The Ghana National Chamber of Commerce and Industry (GNCCI) has expressed its backing for the Integrated Bauxite and Aluminium Project. Mr. Mark Badu-Aboagye, the Chief Executive Officer, said it was a step in the right direction.
In a statement released in Accra, he said that had been a common practice among most resource-rich nations – pursuing dual investment strategies regarding natural resource revenue.
These are “spend as you go” (SAYG) and delinked investment.
"In the Chamber’s view, the government appears to be pursuing a conflation of the two models in order to bridge the estimated US$30 billion infrastructural gap in the country with the US$2 billion barter agreement with SinoHydro Group Limited of China for Ghana’s refined bauxite.”
He said that was commendable for a natural resource-endowed country.
The Chamber, however, he said was seeing a tilt towards “SAYG” and admonished the government to be mindful of the impact of aluminium price volatility on any infrastructure spending that was frontloaded.
“We suggest that through broader and objective consultation with stakeholders, the country can structure a more beneficial management of the natural resources via: Concession; Construction; and Off-takers’ (CCOs) rights arrangement.”
The statement said the barter arrangement, as mentioned in the mid-year budget review, known in international financing circles as Resource for Infrastructure (RfI), was introduced into Africa by the Britain, France, and The Netherlands in the late 1990s as a resource collateral arrangement in a more mutual fashion and was later taken on by China with conditions more favourable to them.
The Chamber therefore wanted a broader stakeholder consultation on the barter agreement that would place the country in a position to prevent the situation of a greater portion of the liquidity exiting back to China.
“The barter arrangement will likely result in infrastructure capital equivalent to roughly four per cent of Ghana’s Gross Domestic Product (GDP) and in this regard, concerted efforts are required to address liquidity cycle and spill-over, and the liquidity dynamics of this inflow and its ability to trigger non-natural resource-based capital growth.”
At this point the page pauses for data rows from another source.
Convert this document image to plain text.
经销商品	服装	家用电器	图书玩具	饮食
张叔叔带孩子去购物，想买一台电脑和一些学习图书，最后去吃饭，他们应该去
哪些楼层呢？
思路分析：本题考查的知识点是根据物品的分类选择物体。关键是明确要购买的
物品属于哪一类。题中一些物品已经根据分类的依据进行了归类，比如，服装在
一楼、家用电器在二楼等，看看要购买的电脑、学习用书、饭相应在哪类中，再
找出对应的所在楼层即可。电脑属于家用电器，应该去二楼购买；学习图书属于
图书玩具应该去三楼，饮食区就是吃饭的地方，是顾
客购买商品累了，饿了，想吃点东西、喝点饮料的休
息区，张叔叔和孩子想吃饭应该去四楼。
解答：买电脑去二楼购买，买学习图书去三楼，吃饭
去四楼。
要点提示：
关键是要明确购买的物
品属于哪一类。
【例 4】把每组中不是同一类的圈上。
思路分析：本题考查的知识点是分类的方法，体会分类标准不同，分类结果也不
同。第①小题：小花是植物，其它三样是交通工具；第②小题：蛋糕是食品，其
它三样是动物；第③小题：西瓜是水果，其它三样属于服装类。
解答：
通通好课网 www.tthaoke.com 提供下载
“This entails strategic management of the fiscal mirrors with aluminium pricing; infrastructure, industry and project planning; procurement planning to improve procurement practices and processes; improvement in education to address labour and skills’ gaps; and improving the legal regime for off-taker purchasing agreements.”
The statement noted that the RfI model of financing had been pursued by China in Africa since 2004 with several beneficiary countries, including Angola (US$4.5bn, Oil), Sudan (US$1.3bn, Oil), Nigeria a (US$12bn, Oil), DRC (US$9bn, Cobalt, Diamond, Copper), Gabon (US$3bn, Iron Ore), Zimbabwe (US$700m), Tanzania (US$400m), Mozambique (US$300m), and Ghana (US$3bn, Oil), which was later truncated.
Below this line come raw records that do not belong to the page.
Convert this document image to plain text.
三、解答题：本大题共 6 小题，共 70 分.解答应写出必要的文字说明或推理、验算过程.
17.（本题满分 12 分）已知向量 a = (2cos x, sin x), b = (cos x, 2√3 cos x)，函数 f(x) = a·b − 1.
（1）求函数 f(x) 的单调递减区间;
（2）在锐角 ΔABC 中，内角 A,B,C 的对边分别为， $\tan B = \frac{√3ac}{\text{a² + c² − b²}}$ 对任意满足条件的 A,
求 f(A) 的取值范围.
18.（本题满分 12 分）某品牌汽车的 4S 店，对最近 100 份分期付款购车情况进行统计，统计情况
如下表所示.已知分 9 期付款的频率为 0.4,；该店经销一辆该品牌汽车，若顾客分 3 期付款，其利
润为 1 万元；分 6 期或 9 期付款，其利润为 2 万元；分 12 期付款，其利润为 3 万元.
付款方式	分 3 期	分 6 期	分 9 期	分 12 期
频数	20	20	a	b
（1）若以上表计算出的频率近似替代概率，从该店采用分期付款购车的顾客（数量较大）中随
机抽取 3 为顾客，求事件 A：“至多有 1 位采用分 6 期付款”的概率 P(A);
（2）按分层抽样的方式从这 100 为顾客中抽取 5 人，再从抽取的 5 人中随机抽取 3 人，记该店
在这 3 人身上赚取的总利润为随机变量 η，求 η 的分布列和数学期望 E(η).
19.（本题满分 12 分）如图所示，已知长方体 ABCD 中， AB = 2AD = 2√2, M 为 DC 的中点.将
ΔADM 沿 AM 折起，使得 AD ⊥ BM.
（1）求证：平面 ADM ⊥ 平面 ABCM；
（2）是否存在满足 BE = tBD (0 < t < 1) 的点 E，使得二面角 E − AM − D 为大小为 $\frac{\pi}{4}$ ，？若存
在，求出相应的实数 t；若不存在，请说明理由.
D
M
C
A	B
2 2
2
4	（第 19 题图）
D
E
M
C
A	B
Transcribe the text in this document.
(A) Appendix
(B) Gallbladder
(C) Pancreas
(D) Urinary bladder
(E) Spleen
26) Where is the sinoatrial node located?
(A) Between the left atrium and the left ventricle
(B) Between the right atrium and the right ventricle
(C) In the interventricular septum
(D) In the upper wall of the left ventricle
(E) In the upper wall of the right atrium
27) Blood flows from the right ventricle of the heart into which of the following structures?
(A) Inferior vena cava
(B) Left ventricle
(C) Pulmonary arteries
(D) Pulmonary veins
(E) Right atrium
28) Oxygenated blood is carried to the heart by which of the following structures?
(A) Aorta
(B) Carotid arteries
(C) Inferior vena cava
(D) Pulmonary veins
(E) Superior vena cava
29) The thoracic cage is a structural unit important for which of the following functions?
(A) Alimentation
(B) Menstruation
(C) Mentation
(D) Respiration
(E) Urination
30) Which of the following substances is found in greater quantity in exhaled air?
The Chamber said these deals were seen as too favourable for China, and that led several of these countries to complain, causing an abrupt suspension of the model in 2012. The Chamber said reasons for the complaints included pushy disagreements, traditional donor pressure, poor or non-existent regulatory framework, and poor sourcing relations.
“The impact of the RfI approach has also not been very encouraging for these economies in terms of real economic impact, non-resource capital increase and other investment spill-over.”
The Chamber therefore called for government to ensure that the appropriate due diligence was made to ensure that the barter process, now and in the future, created more non-resource capital upsurge via proper local content management and skills update.